Но до этого еще оставались годы, а в тот холодный день, когда я прошел мимо будки консьержки и через холодный двор и очутился в тепле студии, мисс Стайн наставляла меня относительно секса. К тому времени мы уже очень расположились друг к другу, и я уже усвоил, что в том, чего я не понимаю, может быть свой смысл. Мисс Стайн считала меня профаном в вопросах секса, и должен сознаться, что к гомосексуализму я относился предвзято, поскольку сталкивался с более примитивными его проявлениями. Я знал, почему ты должен был носить нож, если ты подростком находился среди бродяг в те дни, когда «кобель» означало только «бабник». Я знал много inaccrochable слов и выражений с тех времен, когда жил в Канзас-Сити, и нравы некоторых районов этого города, и Чикаго, и озерных судов. Подвергнувшись допросу, я пытался объяснить мисс Стайн, что, если ты мальчик и находишься в обществе мужчин, ты должен быть готов убить взрослого, уметь убить и знать, что сделаешь это, если на тебя покусятся. Это слово как раз accrochable. Если ты знаешь, что убьешь, другие это быстро почувствуют и оставят тебя в покое; и все равно есть такие ситуации, которых надо избегать, – ты не должен позволить, чтобы тебя в них загнали или заманили. Я мог бы объясниться более внятно, воспользовавшись inaccrochable присказкой судовых коблов: «Баба – это хорошо, но черный месяц лучше». Но в разговорах с мисс Стайн я всегда выбирал выражения; подлинные лучше выразили бы или объяснили мою предвзятость.

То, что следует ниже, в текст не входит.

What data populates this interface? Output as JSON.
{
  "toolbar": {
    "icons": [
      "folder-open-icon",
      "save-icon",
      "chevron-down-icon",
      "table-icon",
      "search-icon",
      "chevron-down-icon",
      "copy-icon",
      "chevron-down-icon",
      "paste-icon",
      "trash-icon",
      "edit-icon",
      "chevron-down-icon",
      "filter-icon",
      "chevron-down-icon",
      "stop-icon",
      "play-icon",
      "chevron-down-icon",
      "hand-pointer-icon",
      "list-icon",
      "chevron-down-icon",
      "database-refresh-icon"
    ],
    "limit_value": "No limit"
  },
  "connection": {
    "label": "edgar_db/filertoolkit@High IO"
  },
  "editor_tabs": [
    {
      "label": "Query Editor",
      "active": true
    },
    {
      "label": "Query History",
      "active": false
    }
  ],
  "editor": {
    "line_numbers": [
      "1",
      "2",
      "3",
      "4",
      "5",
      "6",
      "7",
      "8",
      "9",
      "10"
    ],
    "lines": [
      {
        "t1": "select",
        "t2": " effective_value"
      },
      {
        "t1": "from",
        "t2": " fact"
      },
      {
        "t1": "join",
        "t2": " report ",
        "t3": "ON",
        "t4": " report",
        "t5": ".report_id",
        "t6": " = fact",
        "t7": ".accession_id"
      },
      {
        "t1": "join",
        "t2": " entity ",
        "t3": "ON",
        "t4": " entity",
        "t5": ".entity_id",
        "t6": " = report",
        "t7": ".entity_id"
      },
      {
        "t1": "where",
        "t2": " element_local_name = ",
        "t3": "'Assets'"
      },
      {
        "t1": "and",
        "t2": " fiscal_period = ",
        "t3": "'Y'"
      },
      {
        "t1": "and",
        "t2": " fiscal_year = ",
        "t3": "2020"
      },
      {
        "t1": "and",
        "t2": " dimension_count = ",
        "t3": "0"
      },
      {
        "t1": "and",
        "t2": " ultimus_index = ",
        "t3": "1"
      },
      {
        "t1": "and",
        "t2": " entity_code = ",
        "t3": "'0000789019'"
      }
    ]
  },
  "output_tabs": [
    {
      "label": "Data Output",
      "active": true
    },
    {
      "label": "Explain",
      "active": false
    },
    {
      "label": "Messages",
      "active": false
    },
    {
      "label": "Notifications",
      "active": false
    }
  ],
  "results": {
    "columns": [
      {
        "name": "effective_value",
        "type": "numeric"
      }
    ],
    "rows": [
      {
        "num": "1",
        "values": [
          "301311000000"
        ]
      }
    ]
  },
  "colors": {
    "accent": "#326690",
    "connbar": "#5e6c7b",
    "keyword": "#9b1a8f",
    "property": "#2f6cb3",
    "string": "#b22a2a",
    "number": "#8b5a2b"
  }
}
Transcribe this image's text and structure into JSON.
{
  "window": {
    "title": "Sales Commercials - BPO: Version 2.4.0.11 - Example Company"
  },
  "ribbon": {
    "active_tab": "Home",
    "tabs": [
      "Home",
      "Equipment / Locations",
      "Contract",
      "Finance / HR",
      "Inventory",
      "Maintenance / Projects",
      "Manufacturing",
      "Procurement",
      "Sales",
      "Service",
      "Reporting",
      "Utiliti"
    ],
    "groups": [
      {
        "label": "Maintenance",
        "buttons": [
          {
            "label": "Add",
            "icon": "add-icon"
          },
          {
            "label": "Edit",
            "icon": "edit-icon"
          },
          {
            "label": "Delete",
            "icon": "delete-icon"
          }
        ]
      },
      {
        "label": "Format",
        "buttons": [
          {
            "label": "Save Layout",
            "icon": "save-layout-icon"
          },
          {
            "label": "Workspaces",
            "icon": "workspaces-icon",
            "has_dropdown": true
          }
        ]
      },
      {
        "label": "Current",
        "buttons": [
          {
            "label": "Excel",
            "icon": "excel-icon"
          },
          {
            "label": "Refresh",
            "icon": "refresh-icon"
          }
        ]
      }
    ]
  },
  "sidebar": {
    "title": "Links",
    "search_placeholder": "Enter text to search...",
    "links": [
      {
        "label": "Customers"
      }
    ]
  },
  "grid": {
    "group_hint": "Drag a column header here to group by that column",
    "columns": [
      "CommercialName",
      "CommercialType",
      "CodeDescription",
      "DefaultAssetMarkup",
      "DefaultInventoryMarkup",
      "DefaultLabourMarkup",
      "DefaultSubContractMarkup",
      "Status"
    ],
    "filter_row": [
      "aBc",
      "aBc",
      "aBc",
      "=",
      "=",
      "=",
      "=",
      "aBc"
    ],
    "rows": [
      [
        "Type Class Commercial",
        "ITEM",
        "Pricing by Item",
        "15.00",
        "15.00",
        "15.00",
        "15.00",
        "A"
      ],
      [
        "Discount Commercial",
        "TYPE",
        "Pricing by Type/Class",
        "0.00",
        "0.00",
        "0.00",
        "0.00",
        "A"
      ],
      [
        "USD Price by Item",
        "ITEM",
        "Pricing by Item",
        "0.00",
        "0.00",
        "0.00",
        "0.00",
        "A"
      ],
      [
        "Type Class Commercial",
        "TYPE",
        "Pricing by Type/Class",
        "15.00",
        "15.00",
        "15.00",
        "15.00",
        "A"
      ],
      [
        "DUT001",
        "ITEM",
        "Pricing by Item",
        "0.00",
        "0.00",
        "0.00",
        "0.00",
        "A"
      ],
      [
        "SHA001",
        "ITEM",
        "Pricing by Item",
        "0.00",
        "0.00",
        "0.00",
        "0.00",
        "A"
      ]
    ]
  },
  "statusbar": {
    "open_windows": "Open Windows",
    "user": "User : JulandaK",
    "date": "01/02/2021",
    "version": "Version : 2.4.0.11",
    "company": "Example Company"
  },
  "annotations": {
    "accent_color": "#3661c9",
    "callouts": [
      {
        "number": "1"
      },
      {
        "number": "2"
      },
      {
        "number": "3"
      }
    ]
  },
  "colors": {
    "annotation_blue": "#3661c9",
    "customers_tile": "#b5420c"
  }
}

– Да-да, Хемингуэй, – сказала она. – Но вы вращались в среде преступников и извращенцев.
С этим я не стал спорить, хотя считал, что жил в таком мире, каков он есть, населенном самыми разными людьми, и я старался понять их, но некоторых полюбить не мог, а некоторых до сих пор ненавидел.
– А что вы скажете о старике с прекрасными манерами и прославленной фамилией, который приходит к тебе в госпиталь в Италии, приносит бутылку марсалы или кампари и ведет себя безукоризненно, а потом, в один прекрасный день, ты вынужден просить сестру, чтобы она больше не пускала его в палату? – спросил я.